Martin’s intensity is still secondary to his compassion.

“He definitely did a lot of things for a lot of kids,” said Christopher “Ike” Houston, who started on Jenks’ first three teams once Martin returned. “He’s a nice, but winning, guy. He wants to win every possession and he always tells us, ‘That’s in basketball or your personal life,’ because he kind of treats it the same way.”

“He’s very charismatic as a man, he’s very disciplined and he does stuff the right way,” said 2007 Jenks graduate Nicky Sidorakis. “He’s a good leader on and off the court and he’s tremendously fun to be around. He can joke. His sense of humor can be dry at times, but it’s a funny dry and it’s not an uncomfortable dry. He instills character traits. I could go on and on, but he’s just a good man all around.”

Would Martin ever lie? Absolutely not. But would he sidestep the whole truth to work an NFL playoff game? Well that’s a different story.

It was on Dec. 31, 2020, when Martin, terribly sick with COVID, was taken by ambulance to St. Francis Hospital, where McKenzie fought for her life in July 2014. At that point Shannon, suddenly sleeping in an empty bed, had serious doubts whether she would ever see her beloved husband again. Two weeks later, he was on national television, working that AFC playoff game in Kansas City.
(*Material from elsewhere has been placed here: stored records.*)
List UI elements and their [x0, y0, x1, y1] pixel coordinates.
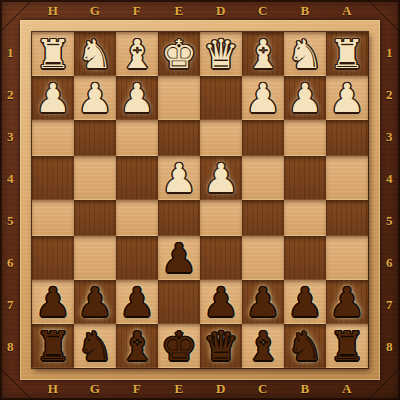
- square-a7[interactable]: ♟: [326, 280, 368, 324]
- square-f6[interactable]: [116, 236, 158, 280]
- square-d6[interactable]: [200, 236, 242, 280]
- square-e7[interactable]: [158, 280, 200, 324]
- rank-label-right-3: 3: [386, 129, 393, 145]
- square-h6[interactable]: [32, 236, 74, 280]
- square-c7[interactable]: ♟: [242, 280, 284, 324]
- rank-label-left-2: 2: [7, 87, 14, 103]
- file-label-bottom-b: B: [300, 381, 309, 397]
- square-f5[interactable]: [116, 200, 158, 236]
- file-label-top-f: F: [133, 3, 141, 19]
- square-g3[interactable]: [74, 120, 116, 156]
- square-e4[interactable]: ♟: [158, 156, 200, 200]
- square-d8[interactable]: ♛: [200, 324, 242, 368]
- square-b6[interactable]: [284, 236, 326, 280]
- square-f1[interactable]: ♝: [116, 32, 158, 76]
- rank-label-left-5: 5: [7, 213, 14, 229]
- square-b5[interactable]: [284, 200, 326, 236]
- black-pawn-d7[interactable]: ♟: [200, 280, 242, 324]
- square-g5[interactable]: [74, 200, 116, 236]
- square-g8[interactable]: ♞: [74, 324, 116, 368]
- square-f7[interactable]: ♟: [116, 280, 158, 324]
- square-d5[interactable]: [200, 200, 242, 236]
- black-knight-g8[interactable]: ♞: [74, 324, 116, 368]
- square-c5[interactable]: [242, 200, 284, 236]
- file-label-bottom-c: C: [258, 381, 268, 397]
- white-bishop-c1[interactable]: ♝: [242, 32, 284, 76]
- rank-label-right-7: 7: [386, 297, 393, 313]
- square-g2[interactable]: ♟: [74, 76, 116, 120]
- black-pawn-f7[interactable]: ♟: [116, 280, 158, 324]
- square-d1[interactable]: ♛: [200, 32, 242, 76]
- square-a4[interactable]: [326, 156, 368, 200]
- square-c3[interactable]: [242, 120, 284, 156]
- square-a2[interactable]: ♟: [326, 76, 368, 120]
- square-a6[interactable]: [326, 236, 368, 280]
- square-e2[interactable]: [158, 76, 200, 120]
- square-c2[interactable]: ♟: [242, 76, 284, 120]
- square-b2[interactable]: ♟: [284, 76, 326, 120]
- file-label-top-a: A: [342, 3, 352, 19]
- black-pawn-g7[interactable]: ♟: [74, 280, 116, 324]
- white-rook-h1[interactable]: ♜: [32, 32, 74, 76]
- square-f8[interactable]: ♝: [116, 324, 158, 368]
- square-e6[interactable]: ♟: [158, 236, 200, 280]
- square-g6[interactable]: [74, 236, 116, 280]
- black-pawn-e6[interactable]: ♟: [158, 236, 200, 280]
- rank-label-right-1: 1: [386, 45, 393, 61]
- square-h2[interactable]: ♟: [32, 76, 74, 120]
- file-label-bottom-g: G: [90, 381, 101, 397]
- file-label-top-g: G: [90, 3, 101, 19]
- file-labels-bottom: HGFEDCBA: [32, 379, 368, 398]
- black-bishop-c8[interactable]: ♝: [242, 324, 284, 368]
- square-d2[interactable]: [200, 76, 242, 120]
- file-label-top-e: E: [174, 3, 183, 19]
- white-pawn-g2[interactable]: ♟: [74, 76, 116, 120]
- square-c6[interactable]: [242, 236, 284, 280]
- square-d7[interactable]: ♟: [200, 280, 242, 324]
- white-pawn-h2[interactable]: ♟: [32, 76, 74, 120]
- file-label-bottom-d: D: [216, 381, 226, 397]
- rank-labels-right: 12345678: [380, 32, 399, 368]
- black-pawn-c7[interactable]: ♟: [242, 280, 284, 324]
- white-king-e1[interactable]: ♚: [158, 32, 200, 76]
- black-king-e8[interactable]: ♚: [158, 324, 200, 368]
- rank-label-right-4: 4: [386, 171, 393, 187]
- square-g7[interactable]: ♟: [74, 280, 116, 324]
- board-squares: ♜♞♝♚♛♝♞♜♟♟♟♟♟♟♟♟♟♟♟♟♟♟♟♟♜♞♝♚♛♝♞♜: [32, 32, 368, 368]
- black-pawn-h7[interactable]: ♟: [32, 280, 74, 324]
- rank-label-left-7: 7: [7, 297, 14, 313]
- rank-label-left-6: 6: [7, 255, 14, 271]
- file-label-bottom-e: E: [174, 381, 183, 397]
- rank-label-right-2: 2: [386, 87, 393, 103]
- file-label-top-b: B: [300, 3, 309, 19]
- square-d3[interactable]: [200, 120, 242, 156]
- white-pawn-c2[interactable]: ♟: [242, 76, 284, 120]
- file-label-bottom-f: F: [133, 381, 141, 397]
- square-a3[interactable]: [326, 120, 368, 156]
- square-c4[interactable]: [242, 156, 284, 200]
- rank-label-right-5: 5: [386, 213, 393, 229]
- black-queen-d8[interactable]: ♛: [200, 324, 242, 368]
- white-bishop-f1[interactable]: ♝: [116, 32, 158, 76]
- file-label-top-c: C: [258, 3, 268, 19]
- rank-label-left-1: 1: [7, 45, 14, 61]
- square-e3[interactable]: [158, 120, 200, 156]
- square-b7[interactable]: ♟: [284, 280, 326, 324]
- square-f3[interactable]: [116, 120, 158, 156]
- rank-label-left-3: 3: [7, 129, 14, 145]
- black-bishop-f8[interactable]: ♝: [116, 324, 158, 368]
- chessboard: HGFEDCBA HGFEDCBA 12345678 12345678 ♜♞♝♚…: [0, 0, 400, 400]
- white-pawn-a2[interactable]: ♟: [326, 76, 368, 120]
- black-rook-a8[interactable]: ♜: [326, 324, 368, 368]
- square-g1[interactable]: ♞: [74, 32, 116, 76]
- rank-label-left-8: 8: [7, 339, 14, 355]
- white-pawn-b2[interactable]: ♟: [284, 76, 326, 120]
- square-a8[interactable]: ♜: [326, 324, 368, 368]
- square-h5[interactable]: [32, 200, 74, 236]
- white-pawn-d4[interactable]: ♟: [200, 156, 242, 200]
- file-label-top-h: H: [48, 3, 59, 19]
- square-h7[interactable]: ♟: [32, 280, 74, 324]
- rank-label-right-8: 8: [386, 339, 393, 355]
- square-b8[interactable]: ♞: [284, 324, 326, 368]
- file-labels-top: HGFEDCBA: [32, 1, 368, 20]
- square-e5[interactable]: [158, 200, 200, 236]
- square-a5[interactable]: [326, 200, 368, 236]
- square-h8[interactable]: ♜: [32, 324, 74, 368]
- rank-labels-left: 12345678: [1, 32, 20, 368]
- white-pawn-f2[interactable]: ♟: [116, 76, 158, 120]
- square-e8[interactable]: ♚: [158, 324, 200, 368]
- file-label-bottom-a: A: [342, 381, 352, 397]
- square-b3[interactable]: [284, 120, 326, 156]
- square-f4[interactable]: [116, 156, 158, 200]
- white-queen-d1[interactable]: ♛: [200, 32, 242, 76]
- square-h4[interactable]: [32, 156, 74, 200]
- square-b4[interactable]: [284, 156, 326, 200]
- black-pawn-b7[interactable]: ♟: [284, 280, 326, 324]
- file-label-top-d: D: [216, 3, 226, 19]
- square-c1[interactable]: ♝: [242, 32, 284, 76]
- square-d4[interactable]: ♟: [200, 156, 242, 200]
- square-e1[interactable]: ♚: [158, 32, 200, 76]
- square-g4[interactable]: [74, 156, 116, 200]
- black-pawn-a7[interactable]: ♟: [326, 280, 368, 324]
- square-h1[interactable]: ♜: [32, 32, 74, 76]
- white-knight-b1[interactable]: ♞: [284, 32, 326, 76]
- square-c8[interactable]: ♝: [242, 324, 284, 368]
- square-a1[interactable]: ♜: [326, 32, 368, 76]
- rank-label-left-4: 4: [7, 171, 14, 187]
- rank-label-right-6: 6: [386, 255, 393, 271]
- square-f2[interactable]: ♟: [116, 76, 158, 120]
- black-knight-b8[interactable]: ♞: [284, 324, 326, 368]
- square-h3[interactable]: [32, 120, 74, 156]
- square-b1[interactable]: ♞: [284, 32, 326, 76]
- white-pawn-e4[interactable]: ♟: [158, 156, 200, 200]
- file-label-bottom-h: H: [48, 381, 59, 397]
- black-rook-h8[interactable]: ♜: [32, 324, 74, 368]
- white-rook-a1[interactable]: ♜: [326, 32, 368, 76]
- white-knight-g1[interactable]: ♞: [74, 32, 116, 76]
“I’ll be honest,” Shannon said. “His doctor was not really optimistic that Clay would be able to ref a conference football game. I told his doctor, ‘He thinks he’s going to be able to ref,’ and his doctor said, ‘It’s going to be six months before he’s going to be able to run up and down the field.’

“Clay had been released and they obviously called and offered him a playoff game. He got home on a Monday (Jan. 4) and he had a follow-up with his doctor that Wednesday and he was planning to leave Saturday for the playoff game. His doctor went over his labs and said, ‘I think I’ll release you on Friday.’ And Clay said, ‘OK, if you’re going to release me to go back to work, I’m just going to need that in writing.’ He never told his doctor he was going to ref a playoff game. He hung up the phone and I said, ‘You are so sneaky. You never told him you were going to ref.’”
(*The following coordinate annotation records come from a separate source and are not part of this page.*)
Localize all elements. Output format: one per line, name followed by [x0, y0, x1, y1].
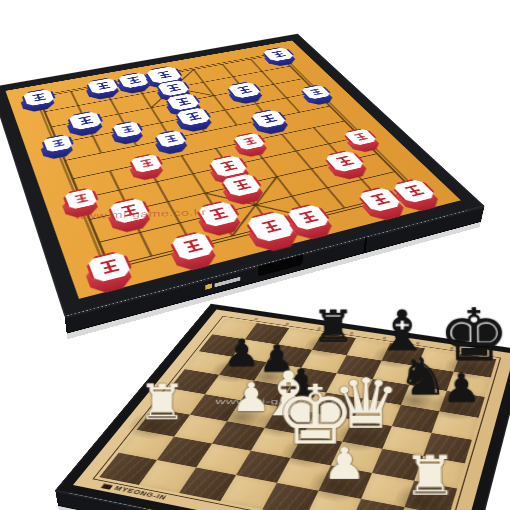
- piece-face: [110, 120, 145, 140]
- xiangqi-point: [320, 149, 369, 174]
- xiangqi-piece-blue: [247, 108, 290, 130]
- xiangqi-point: [227, 130, 273, 154]
- piece-side: [323, 155, 372, 181]
- product-photo: www.mi-game.co.kr ♜♝♚♟♟♞♟♟♟♝♛♜: [0, 0, 510, 510]
- chess-board-tilt: ♜♝♚♟♟♞♟♟♟♝♛♜♚♟♜ www.mi-game.co.kr MYEONG…: [55, 304, 510, 510]
- chess-board-surface: ♜♝♚♟♟♞♟♟♟♝♛♜♚♟♜ www.mi-game.co.kr MYEONG…: [72, 309, 510, 510]
- xiangqi-piece-red: [61, 186, 100, 211]
- xiangqi-point: [37, 132, 80, 156]
- xiangqi-point: [282, 202, 336, 233]
- xiangqi-piece-red: [230, 131, 268, 152]
- piece-character: [126, 76, 142, 84]
- piece-character: [309, 89, 323, 96]
- piece-face: [247, 108, 290, 130]
- piece-character: [236, 86, 253, 94]
- piece-character: [77, 116, 94, 126]
- chess-piece-black-pawn: ♟: [409, 370, 510, 406]
- xiangqi-point: [57, 184, 104, 213]
- piece-character: [270, 51, 286, 58]
- piece-character: [218, 160, 238, 171]
- xiangqi-piece-blue: [66, 110, 105, 132]
- piece-face: [230, 131, 268, 152]
- brand-logo-icon: [100, 483, 113, 489]
- xiangqi-piece-red: [127, 152, 165, 174]
- chess-piece-cell: ♟: [318, 465, 372, 498]
- piece-character: [403, 185, 426, 197]
- piece-character: [297, 210, 319, 223]
- piece-character: [369, 193, 392, 206]
- xiangqi-point: [224, 80, 265, 99]
- xiangqi-point: [205, 153, 253, 179]
- xiangqi-point: [247, 108, 291, 130]
- chess-piece-white-rook: ♜: [370, 451, 488, 501]
- chess-piece-cell: ♜: [404, 481, 457, 510]
- xiangqi-piece-blue: [224, 80, 264, 99]
- piece-character: [73, 194, 89, 204]
- piece-character: [260, 220, 282, 234]
- xiangqi-piece-blue: [110, 120, 145, 140]
- piece-character: [334, 156, 355, 167]
- chess-board-scene: ♜♝♚♟♟♞♟♟♟♝♛♜♚♟♜ www.mi-game.co.kr MYEONG…: [0, 248, 510, 510]
- piece-character: [120, 126, 134, 134]
- piece-character: [139, 159, 154, 168]
- piece-character: [31, 93, 47, 102]
- piece-character: [95, 82, 111, 90]
- chess-piece-cell: ♟: [439, 391, 484, 418]
- chess-piece-grid: ♜♝♚♟♟♞♟♟♟♝♛♜♚♟♜: [99, 318, 496, 510]
- piece-character: [174, 97, 191, 106]
- xiangqi-point: [172, 106, 215, 127]
- piece-face: [61, 186, 100, 211]
- piece-character: [156, 71, 172, 79]
- chess-board: ♜♝♚♟♟♞♟♟♟♝♛♜♚♟♜ www.mi-game.co.kr MYEONG…: [55, 304, 510, 510]
- chess-piece-white-rook: ♜: [108, 380, 215, 425]
- piece-character: [208, 207, 229, 220]
- xiangqi-piece-red: [194, 199, 244, 230]
- piece-character: [51, 139, 65, 147]
- xiangqi-piece-blue: [40, 133, 75, 154]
Just as Clay willed McKenzie back to health in 2014, he did the same with himself to officiate at the highest level. But doing anything at the highest level is all the man knows.

“Everyone has their chosen professions and Clay has excelled in both of the ones he’s chosen,” younger brother Josh said. “He’s passionate about his faith, he’s passionate about his family, he’s passionate about his players. He not only coaches these players, he gives them life lessons that help them grow up into young men. And then he’s passionate about football.

“He is not just a brother or a father. He’s the person he sees in everything he does. I don’t know one thing that he has put his mind to that he has not excelled in.”